Pompeo's speech Thursday came six months after then-candidate Donald Trump praised WikiLeaks for publishing emails stolen by Russian hackers from the Democratic National Committee and Hillary Clinton's campaign chairman, John Podesta.
The US intelligence community concluded in January that Russian President Vladimir Putin "ordered" the election-related hacking in an effort to undermine Americans' faith in the election and help elect Trump - and was aided by WikiLeaks and Russia's state-sponsored news agency, Russia Today.
"RT's editor-in-chief visited WikiLeaks founder Julian Assange at the Ecuadorian Embassy in London in August 2013, where they discussed renewing his broadcast contract with RT, according to Russian and Western media," the report said. "Russian media subsequently announced that RT had become 'the only Russian media company' to partner with WikiLeaks and had received access to 'new leaks of secret information.'"

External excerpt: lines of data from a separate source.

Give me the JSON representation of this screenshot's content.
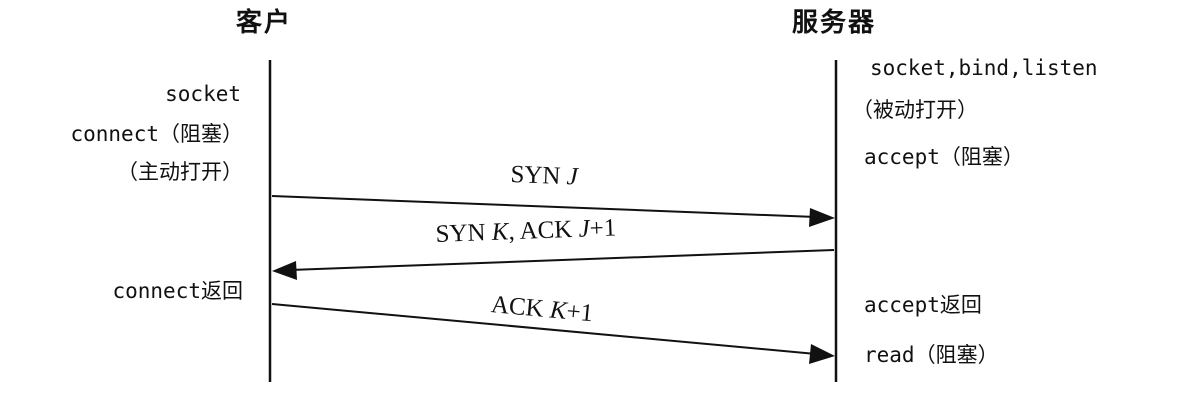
{
  "client": {
    "title": "客户",
    "calls": {
      "socket": "socket",
      "connect_block": "connect（阻塞）",
      "active_open": "（主动打开）",
      "connect_return": "connect返回"
    }
  },
  "server": {
    "title": "服务器",
    "calls": {
      "socket_bind_listen": "socket,bind,listen",
      "passive_open": "（被动打开）",
      "accept_block": "accept（阻塞）",
      "accept_return": "accept返回",
      "read_block": "read（阻塞）"
    }
  },
  "messages": [
    {
      "from": "client",
      "to": "server",
      "text": "SYN J"
    },
    {
      "from": "server",
      "to": "client",
      "text": "SYN K, ACK J+1"
    },
    {
      "from": "client",
      "to": "server",
      "text": "ACK K+1"
    }
  ],
  "colors": {
    "ink": "#111111",
    "background": "#ffffff"
  }
}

Over the summer, when WikiLeaks was releasing daily batches of emails stolen from John Podesta's inbox, many journalists noted that Russia Today and Sputnik - another state-run Russian news agency - frequently shared the leaked documents on Twitter before WikiLeaks did.
Assange released a statement about the US election via WikiLeaks on Election Day, standing by his organization's decision to publish hacked documents related to the Clinton campaign throughout the final weeks of the campaign.
"The right to receive and impart true information is the guiding principle of WikiLeaks," wrote Assange, who currently resides in the Ecuadorian embassy in London. He insisted that neither he nor WikiLeaks had "a personal desire to influence the outcome of the election."